CRUEL AND UNUSUAL PUNISHMENT
In his fourteenth issue, appellant contends that his forty-year determinate
sentence is cruel and unusual punishment under the Eighth Amendment because he
committed the offense at the age of thirteen. Appellant did not object at trial
on this basis. A claim that a particular sentence inflicts cruel and unusual
punishment is waived if not presented to the trial court.
Further, assuming appellant preserved error, we question whether this issue is
ripe for review. Under the determinate sentencing law, juveniles who have been
adjudicated delinquent for capital murder, or several other serious offenses,
may receive a determinate sentence of up to forty years' confinement. The
juvenile serves the first portion of his sentence at the Texas Youth Commission
(TYC) with a possible transfer to the Texas Department of Criminal Justice (TDCJ)
to serve the balance of the sentence. Appellant could be released from the TYC
under supervision without being transferred to the TDCJ. Because appellant may
serve no time at all in the TDCJ, his claim that a forty-year sentence is cruel
and unusual is premature.
In any event, appellant's Eighth Amendment issue is without merit.
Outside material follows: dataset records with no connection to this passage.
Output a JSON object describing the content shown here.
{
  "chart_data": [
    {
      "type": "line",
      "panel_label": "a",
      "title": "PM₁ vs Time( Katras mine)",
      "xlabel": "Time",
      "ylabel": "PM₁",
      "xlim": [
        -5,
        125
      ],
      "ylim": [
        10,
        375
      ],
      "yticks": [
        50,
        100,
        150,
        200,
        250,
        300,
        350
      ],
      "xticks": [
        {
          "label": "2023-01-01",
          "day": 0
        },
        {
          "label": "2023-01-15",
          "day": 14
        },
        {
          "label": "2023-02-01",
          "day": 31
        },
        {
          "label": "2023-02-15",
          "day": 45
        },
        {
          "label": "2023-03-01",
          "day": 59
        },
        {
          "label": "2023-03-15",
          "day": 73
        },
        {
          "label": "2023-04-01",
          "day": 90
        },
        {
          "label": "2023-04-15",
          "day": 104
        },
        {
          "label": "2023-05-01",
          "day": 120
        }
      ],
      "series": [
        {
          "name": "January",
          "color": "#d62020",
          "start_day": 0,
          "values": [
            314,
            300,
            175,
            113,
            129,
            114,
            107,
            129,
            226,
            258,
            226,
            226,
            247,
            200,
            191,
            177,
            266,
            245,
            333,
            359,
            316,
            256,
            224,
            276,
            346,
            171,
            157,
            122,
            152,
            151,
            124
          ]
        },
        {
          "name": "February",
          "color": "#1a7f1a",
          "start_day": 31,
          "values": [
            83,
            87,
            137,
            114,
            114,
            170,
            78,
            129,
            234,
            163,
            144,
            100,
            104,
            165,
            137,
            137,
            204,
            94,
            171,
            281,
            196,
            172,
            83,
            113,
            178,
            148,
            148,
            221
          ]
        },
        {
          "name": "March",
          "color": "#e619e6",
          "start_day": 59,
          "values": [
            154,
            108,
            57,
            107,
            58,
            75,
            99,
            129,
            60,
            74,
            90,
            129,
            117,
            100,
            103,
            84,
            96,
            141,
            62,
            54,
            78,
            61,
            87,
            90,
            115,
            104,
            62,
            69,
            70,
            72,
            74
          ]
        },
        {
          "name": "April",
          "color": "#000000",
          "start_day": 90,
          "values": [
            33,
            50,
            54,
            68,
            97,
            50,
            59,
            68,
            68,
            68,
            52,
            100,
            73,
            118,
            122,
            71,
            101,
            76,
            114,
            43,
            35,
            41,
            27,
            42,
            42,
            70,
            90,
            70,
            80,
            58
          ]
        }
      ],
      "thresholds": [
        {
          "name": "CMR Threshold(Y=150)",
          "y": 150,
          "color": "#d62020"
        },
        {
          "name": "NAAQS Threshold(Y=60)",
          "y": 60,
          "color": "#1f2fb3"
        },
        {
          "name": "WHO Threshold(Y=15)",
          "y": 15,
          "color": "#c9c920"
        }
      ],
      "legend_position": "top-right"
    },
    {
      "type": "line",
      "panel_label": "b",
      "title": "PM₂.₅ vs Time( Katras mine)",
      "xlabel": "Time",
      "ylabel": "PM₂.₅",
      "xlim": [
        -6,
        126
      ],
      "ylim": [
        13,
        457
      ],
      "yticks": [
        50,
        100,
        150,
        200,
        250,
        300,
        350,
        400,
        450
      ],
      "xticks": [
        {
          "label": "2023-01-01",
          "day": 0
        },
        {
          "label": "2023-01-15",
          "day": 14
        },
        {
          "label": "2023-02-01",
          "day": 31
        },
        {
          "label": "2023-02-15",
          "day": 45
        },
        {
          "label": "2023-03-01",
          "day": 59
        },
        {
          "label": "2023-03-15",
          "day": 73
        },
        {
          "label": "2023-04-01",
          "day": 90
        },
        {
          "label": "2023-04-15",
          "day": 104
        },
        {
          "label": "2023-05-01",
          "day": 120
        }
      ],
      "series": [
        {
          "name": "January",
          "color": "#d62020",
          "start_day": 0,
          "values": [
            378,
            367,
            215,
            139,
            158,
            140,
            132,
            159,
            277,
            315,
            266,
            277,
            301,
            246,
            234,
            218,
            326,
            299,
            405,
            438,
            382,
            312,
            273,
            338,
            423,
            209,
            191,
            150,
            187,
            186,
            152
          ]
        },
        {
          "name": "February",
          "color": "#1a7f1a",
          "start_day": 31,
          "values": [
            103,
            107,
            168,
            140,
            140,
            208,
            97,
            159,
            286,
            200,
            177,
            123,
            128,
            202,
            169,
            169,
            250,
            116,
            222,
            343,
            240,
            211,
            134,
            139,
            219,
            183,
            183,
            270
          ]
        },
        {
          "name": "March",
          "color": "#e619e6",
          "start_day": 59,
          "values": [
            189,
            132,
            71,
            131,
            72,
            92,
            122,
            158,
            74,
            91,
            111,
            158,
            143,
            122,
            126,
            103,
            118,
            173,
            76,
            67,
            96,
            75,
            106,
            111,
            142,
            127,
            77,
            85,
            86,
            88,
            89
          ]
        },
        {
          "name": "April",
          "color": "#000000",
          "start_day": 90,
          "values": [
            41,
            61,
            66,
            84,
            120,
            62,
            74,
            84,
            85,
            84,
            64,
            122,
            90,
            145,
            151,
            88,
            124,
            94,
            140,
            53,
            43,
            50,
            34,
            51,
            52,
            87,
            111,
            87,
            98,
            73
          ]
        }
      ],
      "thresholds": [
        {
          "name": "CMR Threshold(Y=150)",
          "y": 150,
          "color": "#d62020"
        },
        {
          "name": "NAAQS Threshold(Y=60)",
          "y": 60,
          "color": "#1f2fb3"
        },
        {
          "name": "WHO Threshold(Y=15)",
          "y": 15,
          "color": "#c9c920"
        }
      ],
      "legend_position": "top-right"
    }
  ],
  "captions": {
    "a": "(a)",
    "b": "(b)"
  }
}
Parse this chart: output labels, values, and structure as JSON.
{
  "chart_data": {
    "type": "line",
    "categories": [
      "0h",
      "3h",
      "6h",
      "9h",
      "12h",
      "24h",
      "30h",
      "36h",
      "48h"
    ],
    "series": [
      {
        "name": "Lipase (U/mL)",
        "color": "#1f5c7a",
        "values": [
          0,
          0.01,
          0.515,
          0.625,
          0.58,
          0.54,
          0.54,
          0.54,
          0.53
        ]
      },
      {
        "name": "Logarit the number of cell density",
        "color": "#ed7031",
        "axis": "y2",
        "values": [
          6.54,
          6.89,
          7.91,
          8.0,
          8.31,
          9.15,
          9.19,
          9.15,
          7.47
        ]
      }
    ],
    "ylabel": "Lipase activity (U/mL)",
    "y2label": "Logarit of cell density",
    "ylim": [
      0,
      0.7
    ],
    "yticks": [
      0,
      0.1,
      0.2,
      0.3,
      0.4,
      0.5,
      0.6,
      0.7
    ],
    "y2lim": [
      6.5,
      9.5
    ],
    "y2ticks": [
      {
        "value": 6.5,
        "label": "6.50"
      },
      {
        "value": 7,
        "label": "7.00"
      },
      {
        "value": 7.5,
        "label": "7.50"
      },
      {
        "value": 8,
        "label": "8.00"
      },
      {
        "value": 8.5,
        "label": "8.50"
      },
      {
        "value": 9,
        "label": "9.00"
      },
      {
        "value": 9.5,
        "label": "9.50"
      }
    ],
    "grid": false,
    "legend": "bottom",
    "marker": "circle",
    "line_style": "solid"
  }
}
This Court
has held that a sentence within the range authorized by statute is not cruel or
unusual and is not excessive. We overrule appellant's fourteenth issue.
RIGHT TO COUNSEL
Appellant's sixteenth, seventeenth, and eighteenth issues concern his right to
counsel during custodial interrogation. Appellant asserts that the Sixth
Amendment compels Texas to provide counsel for juveniles before attempting
custodial interrogation. He also contends that the Fifth Amendment prohibits
taking a custodial statement from a thirteen-year-old without first appointing
counsel and obtaining counsel's permission. Appellant maintains he was too young
to waive his right to counsel. Appellant acknowledges he did not object on these
grounds in the trial court, but claims that the error is fundamental.
Appellant cites no cases, and we have found none, in which a court has held
that, when a juvenile waives his right to counsel, failure to provide counsel
before custodial interrogation is automatically a violation of the Fifth or
Sixth Amendment. We decline to hold that the failure to obtain counsel for
appellant before custodial interrogation was fundamental error. We overrule
appellant's sixteenth, seventeenth, and eighteenth issues.